The film is a hyperrealist masterpiece about three days in the life of a single mother. Jeanne, played by legendary French actress Delphine Seyrig, has a routine that structures her life: she wakes, dresses, makes breakfast, wakes her son, sends her son to school, cleans the kitchen, buys dinner, babysits for her neighbour, has sex with a man in exchange for money, and makes dinner for her son.

Director Chantal Akerman portrays these events with painstaking temporal realism, in extremely long takes, as we wait with Jeanne for a kettle to boil, wait with Jeanne in line at the post office, and wait with Jeanne as she sits in preparation for the company of one of her clients.

Akerman’s is an aesthetic of monotony; her intelligent stylistic design lulls us into a soporific appreciation of Jeanne’s routine so when the most minute of disruptions occur, the audience immediately take notice. This is where Akerman’s genius really shines through; a strange, almost imperceptible disquiet creeps into the frame during the last day that we observe Jeanne: a spoon drops, a shot is framed slightly differently, cuts between shots spike suddenly and briefly in speed.

Akerman’s remarkable achievement is to make this slight disharmony feel monumentally ominous as the film approaches its chilling finale. Rightfully regarded as triumph of feminist filmmaking, Dielman is also an intelligent experiment with the very language of cinema itself.

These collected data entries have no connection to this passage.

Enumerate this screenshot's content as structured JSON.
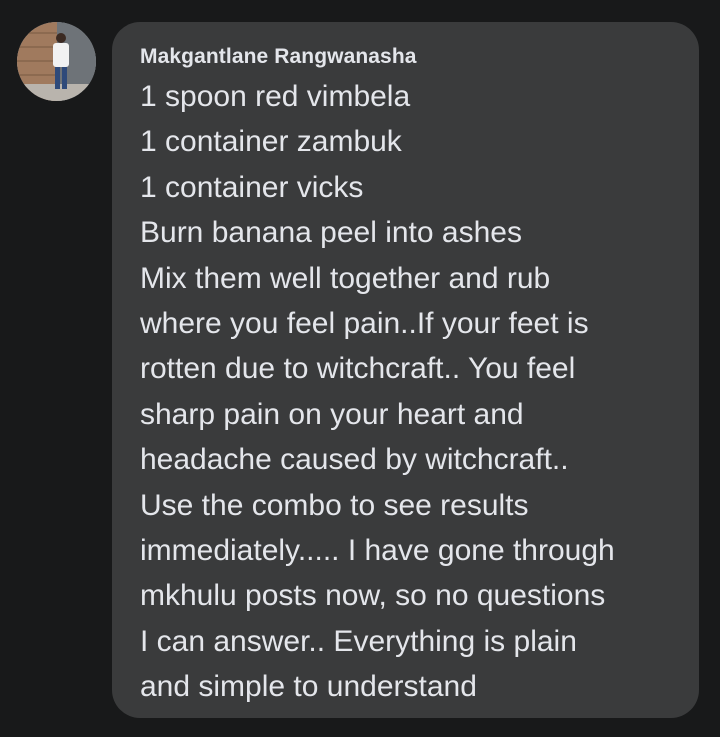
{
  "comment": {
    "author": "Makgantlane Rangwanasha",
    "avatar_icon": "profile-photo",
    "lines": [
      "1 spoon red vimbela",
      "1 container zambuk",
      "1 container vicks",
      "Burn banana peel into ashes",
      "Mix them well together and rub",
      "where you feel pain..If your feet is",
      "rotten due to witchcraft.. You feel",
      "sharp pain on your heart and",
      "headache caused by witchcraft..",
      "Use the combo to see results",
      "immediately..... I have gone through",
      "mkhulu posts now, so no questions",
      "I can answer.. Everything is plain",
      "and simple to understand"
    ]
  },
  "colors": {
    "background": "#18191a",
    "bubble": "#3a3b3c",
    "text": "#e4e6eb"
  }
}
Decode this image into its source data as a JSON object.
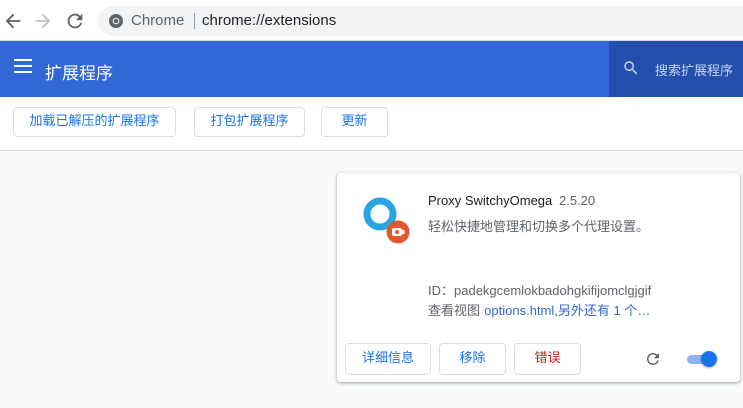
{
  "browser": {
    "site_label": "Chrome",
    "url": "chrome://extensions"
  },
  "header": {
    "title": "扩展程序",
    "search_placeholder": "搜索扩展程序"
  },
  "toolbar": {
    "load_unpacked": "加载已解压的扩展程序",
    "pack": "打包扩展程序",
    "update": "更新"
  },
  "extension": {
    "name": "Proxy SwitchyOmega",
    "version": "2.5.20",
    "description": "轻松快捷地管理和切换多个代理设置。",
    "id_text": "ID：padekgcemlokbadohgkifijomclgjgif",
    "views_label": "查看视图",
    "views_link": "options.html,另外还有 1 个…",
    "details_button": "详细信息",
    "remove_button": "移除",
    "errors_button": "错误",
    "enabled": true
  },
  "colors": {
    "header": "#3367d6",
    "search_box": "#254fac",
    "link": "#3367d6",
    "error": "#c5221f",
    "toggle_on": "#1a73e8"
  }
}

6. Once Upon a Time in America (1984)

Running Time: 4h 11m (Restored Version)

Once Upon a Time in America

Once Upon a Time in America has been saddled with a similar burden to Scott’s Blade Runner, in that there are so many versions of the film (released and unreleased), with such enormous disparities in running time (from 139 minutes to 251) that is hard to know where to go to find the truest version of the film that was to be Leone’s last. The version that will be discussed here runs for 229 minutes and served as the European theatrical release.

It would be wise to find the longest version of the film as possible, as there is great pleasure to be found in immersing oneself in Leone’s vivacious, violent, grubbily beautiful evocation of Manhattan’s Lower East Side in the 1920’s, 30’s, and 60’s.

The film follows a gang of friends, led by De Niro’s Noodles and James Woods’ Max, as they rise to prominence in New York’s criminal underworld. It is an epic, turbulent tale that write the history of Prohibition-era America in smears of crimson across a sepia-toned canvvas.

While Scorsese covers a similar period of time with his own sprawling crime saga, Goodfellas (1990), he does so with frenetic pacing, tearing through decades of Henry Hill’s life with narcotic glee. Once Upon a Time, conversely, is a slower, more meditative work that examines the weight of time as it transforms, strains, and breaks bonds of friendship, loyalty and love.

Like The Leopard, the film weaves an intimate, melancholic tale into the history, and mythology, of a nation. It is far more than a tale of tommy-guns and bootlegging, it is a study of the way in which relationships are forged and broken in the snarling, brutish, hyper-masculine culture of gangsterism. Once Upon a Time is a devastating masterpiece, sporting one of De Niro’s greatest performances.